I lost my husband 2 years ago and I am exactly the same… terrible anxiety. I also moved house 12 months after he died to live slightly nearer to my 2 sons as I was so distraught and no friends just dog walking acquaintances but moving has worsened the anxiety as it is very lonely and quiet and the family understandably have their own busy lives. And to make everything worse my only sister died 2 weeks ago and as I spoke to her via phone for over an hour each day I just feel utterly bereft once again. She lived 70 miles away from me but we were so close as sisters. So don’t know how to get through this now except I have my lovely old dog who although she is now 16 is my lifeline. Why is grief such a life sentence.

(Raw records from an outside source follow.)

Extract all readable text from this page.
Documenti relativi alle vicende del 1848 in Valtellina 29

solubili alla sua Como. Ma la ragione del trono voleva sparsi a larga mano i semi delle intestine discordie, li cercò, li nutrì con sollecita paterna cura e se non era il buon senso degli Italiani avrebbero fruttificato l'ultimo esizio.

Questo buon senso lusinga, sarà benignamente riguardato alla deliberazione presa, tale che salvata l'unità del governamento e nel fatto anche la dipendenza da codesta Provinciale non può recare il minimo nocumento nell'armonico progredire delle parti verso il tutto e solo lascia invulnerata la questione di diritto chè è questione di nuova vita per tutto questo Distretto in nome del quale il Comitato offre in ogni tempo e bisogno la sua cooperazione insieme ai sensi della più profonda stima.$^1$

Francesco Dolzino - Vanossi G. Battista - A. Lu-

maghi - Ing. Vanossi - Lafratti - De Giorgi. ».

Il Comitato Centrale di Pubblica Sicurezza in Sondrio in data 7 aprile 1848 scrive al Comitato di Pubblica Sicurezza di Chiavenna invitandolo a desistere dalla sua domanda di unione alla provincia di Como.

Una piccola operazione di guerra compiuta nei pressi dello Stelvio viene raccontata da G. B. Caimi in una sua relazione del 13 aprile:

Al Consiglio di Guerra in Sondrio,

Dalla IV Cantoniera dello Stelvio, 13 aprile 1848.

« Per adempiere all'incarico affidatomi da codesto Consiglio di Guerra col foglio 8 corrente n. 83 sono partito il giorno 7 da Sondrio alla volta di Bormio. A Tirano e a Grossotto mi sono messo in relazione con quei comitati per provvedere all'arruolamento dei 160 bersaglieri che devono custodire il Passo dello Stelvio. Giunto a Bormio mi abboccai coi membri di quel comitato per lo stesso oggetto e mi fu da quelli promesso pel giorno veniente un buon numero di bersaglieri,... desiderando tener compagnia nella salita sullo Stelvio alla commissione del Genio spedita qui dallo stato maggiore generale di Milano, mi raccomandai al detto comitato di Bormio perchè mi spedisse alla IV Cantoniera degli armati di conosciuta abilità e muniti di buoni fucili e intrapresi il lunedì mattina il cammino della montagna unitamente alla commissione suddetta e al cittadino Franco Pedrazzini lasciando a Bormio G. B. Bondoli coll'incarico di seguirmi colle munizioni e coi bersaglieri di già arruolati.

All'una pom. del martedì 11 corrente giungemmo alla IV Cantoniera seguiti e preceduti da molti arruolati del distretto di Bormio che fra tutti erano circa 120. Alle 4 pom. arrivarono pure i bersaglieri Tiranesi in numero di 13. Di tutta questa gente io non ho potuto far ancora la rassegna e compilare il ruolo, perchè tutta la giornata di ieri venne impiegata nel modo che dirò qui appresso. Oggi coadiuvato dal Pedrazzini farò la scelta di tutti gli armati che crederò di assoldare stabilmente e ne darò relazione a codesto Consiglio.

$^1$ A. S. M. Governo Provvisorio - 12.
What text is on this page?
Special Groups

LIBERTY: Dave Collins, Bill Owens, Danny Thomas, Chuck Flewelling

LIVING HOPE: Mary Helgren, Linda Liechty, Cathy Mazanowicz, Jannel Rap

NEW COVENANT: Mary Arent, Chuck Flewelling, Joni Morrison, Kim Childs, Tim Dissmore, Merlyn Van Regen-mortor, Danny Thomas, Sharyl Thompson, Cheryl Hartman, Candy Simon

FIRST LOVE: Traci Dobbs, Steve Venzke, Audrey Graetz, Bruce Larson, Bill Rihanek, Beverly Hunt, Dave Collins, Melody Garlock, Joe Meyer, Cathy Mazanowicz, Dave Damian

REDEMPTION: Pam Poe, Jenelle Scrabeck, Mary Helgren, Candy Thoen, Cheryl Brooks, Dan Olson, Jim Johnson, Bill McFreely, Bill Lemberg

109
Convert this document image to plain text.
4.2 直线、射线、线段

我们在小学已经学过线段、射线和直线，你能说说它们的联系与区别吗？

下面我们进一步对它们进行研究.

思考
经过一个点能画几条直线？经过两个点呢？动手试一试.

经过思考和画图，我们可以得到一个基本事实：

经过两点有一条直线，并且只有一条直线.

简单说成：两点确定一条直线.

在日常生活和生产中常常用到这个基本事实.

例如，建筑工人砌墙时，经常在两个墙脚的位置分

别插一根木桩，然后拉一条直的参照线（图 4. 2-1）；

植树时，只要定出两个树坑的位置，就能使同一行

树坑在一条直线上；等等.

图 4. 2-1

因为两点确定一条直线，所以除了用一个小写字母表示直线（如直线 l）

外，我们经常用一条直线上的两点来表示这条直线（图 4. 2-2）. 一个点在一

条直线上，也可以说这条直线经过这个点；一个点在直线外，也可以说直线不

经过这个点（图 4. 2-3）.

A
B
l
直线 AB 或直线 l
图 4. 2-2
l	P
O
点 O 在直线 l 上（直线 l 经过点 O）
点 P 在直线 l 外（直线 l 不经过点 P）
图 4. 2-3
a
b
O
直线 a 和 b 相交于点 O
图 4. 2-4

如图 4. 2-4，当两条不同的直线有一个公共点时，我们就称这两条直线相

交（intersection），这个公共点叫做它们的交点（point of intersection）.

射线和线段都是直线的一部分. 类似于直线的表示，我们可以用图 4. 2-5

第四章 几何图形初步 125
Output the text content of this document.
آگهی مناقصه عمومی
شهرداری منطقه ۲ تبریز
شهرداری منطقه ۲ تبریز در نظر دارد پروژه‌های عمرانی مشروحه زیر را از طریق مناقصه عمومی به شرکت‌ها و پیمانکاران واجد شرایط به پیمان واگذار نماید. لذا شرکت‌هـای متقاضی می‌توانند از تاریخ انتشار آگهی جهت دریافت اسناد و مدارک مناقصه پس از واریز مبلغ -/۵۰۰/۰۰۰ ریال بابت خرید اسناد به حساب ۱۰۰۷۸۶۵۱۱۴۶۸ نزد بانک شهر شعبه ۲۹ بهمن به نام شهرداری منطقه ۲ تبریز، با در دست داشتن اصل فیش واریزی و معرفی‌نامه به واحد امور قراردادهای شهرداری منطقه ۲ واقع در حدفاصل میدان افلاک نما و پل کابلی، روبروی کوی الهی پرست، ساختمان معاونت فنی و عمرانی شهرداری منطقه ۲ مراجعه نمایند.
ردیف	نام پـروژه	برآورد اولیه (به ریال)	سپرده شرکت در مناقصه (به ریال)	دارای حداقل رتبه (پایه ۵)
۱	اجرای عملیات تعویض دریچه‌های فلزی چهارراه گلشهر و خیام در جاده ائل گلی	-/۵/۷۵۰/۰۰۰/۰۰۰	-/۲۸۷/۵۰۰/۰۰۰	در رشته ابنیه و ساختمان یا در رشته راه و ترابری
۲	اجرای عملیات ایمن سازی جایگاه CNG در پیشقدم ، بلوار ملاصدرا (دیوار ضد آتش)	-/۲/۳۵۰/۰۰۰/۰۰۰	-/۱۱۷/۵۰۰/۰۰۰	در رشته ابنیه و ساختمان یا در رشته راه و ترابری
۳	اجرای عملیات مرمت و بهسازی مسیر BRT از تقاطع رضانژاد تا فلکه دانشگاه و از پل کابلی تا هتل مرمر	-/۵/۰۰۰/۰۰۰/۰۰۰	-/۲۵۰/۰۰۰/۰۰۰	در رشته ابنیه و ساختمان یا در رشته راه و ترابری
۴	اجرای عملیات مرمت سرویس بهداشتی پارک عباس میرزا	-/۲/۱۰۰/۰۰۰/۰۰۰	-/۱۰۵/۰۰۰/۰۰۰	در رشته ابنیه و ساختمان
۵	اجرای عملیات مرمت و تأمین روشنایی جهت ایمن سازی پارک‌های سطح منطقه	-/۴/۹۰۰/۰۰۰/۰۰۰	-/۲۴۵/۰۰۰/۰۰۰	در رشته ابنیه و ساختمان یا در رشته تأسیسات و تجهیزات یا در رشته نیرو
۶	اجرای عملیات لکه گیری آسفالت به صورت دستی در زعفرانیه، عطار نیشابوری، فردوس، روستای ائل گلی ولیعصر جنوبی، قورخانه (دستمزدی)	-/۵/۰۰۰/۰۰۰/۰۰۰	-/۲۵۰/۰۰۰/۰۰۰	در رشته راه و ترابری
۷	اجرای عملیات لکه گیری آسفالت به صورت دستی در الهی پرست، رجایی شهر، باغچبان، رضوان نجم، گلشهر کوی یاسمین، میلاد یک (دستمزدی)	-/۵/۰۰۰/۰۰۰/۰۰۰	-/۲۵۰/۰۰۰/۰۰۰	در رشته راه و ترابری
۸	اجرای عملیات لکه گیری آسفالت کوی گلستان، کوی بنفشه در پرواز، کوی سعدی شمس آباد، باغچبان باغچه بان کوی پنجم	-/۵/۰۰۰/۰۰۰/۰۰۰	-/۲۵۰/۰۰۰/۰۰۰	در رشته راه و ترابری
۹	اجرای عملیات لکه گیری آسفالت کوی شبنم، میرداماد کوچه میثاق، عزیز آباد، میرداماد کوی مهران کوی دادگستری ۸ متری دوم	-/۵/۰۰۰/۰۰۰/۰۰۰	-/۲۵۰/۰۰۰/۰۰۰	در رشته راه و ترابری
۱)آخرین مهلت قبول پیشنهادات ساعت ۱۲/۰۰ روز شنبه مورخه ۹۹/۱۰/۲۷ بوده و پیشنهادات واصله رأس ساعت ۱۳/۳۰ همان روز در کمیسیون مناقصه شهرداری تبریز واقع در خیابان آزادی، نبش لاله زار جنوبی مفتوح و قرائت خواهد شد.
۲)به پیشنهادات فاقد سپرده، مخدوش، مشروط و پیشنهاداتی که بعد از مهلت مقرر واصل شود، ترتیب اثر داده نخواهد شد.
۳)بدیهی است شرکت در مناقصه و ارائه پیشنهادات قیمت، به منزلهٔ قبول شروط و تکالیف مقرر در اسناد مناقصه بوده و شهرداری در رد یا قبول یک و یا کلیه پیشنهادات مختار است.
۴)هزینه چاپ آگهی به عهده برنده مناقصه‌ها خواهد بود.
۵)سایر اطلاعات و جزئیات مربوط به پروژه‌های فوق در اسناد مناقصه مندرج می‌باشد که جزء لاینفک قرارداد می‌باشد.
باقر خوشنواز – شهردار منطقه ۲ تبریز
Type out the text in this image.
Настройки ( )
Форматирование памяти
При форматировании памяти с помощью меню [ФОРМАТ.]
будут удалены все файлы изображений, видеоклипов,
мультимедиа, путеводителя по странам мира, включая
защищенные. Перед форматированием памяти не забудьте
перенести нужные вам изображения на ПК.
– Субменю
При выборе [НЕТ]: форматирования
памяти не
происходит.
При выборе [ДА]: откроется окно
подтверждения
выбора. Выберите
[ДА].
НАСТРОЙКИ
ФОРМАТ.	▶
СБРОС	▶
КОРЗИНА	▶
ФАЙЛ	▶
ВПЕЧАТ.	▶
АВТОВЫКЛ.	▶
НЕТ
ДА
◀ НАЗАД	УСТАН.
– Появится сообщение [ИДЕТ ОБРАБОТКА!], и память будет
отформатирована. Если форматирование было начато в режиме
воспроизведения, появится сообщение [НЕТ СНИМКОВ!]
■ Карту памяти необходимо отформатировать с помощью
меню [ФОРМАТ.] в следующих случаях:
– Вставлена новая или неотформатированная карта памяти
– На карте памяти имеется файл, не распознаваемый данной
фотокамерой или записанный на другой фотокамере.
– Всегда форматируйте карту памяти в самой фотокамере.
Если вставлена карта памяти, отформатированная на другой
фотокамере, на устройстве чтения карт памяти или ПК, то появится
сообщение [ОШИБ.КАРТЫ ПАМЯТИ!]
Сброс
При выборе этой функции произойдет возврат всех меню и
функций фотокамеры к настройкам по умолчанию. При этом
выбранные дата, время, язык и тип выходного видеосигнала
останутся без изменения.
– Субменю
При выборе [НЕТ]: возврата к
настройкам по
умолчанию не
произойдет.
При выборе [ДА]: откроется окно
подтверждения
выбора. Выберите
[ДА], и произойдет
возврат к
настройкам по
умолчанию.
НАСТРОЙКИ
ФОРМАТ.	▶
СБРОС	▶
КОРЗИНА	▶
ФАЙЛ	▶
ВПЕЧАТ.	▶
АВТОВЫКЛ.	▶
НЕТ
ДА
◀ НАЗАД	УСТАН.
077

So sorry you feel all this anxiety. I do too, ever since my husband became ill years ago. The anxiety is worse now im on my own. Lost Tony 14 months ago. Spoken to Doctor and am being referred to a mental health support group, but all i need is regular company to help me cope with it all. My thoughts are with you. Take care xx
I lost my gorgeous beautiful late wife sue to cancer on the 1st February last year Definitely feel worse than ever.family and friends are trying to help support me.but i feel so lost and alone without sue
My dad passed away 16 months ago. I have my daughter who is a great comfort, & bereavment group helped, but like yourself I miss both my parents terribly, & non more so than during the day, & I cry everyday, & feel better by the evening.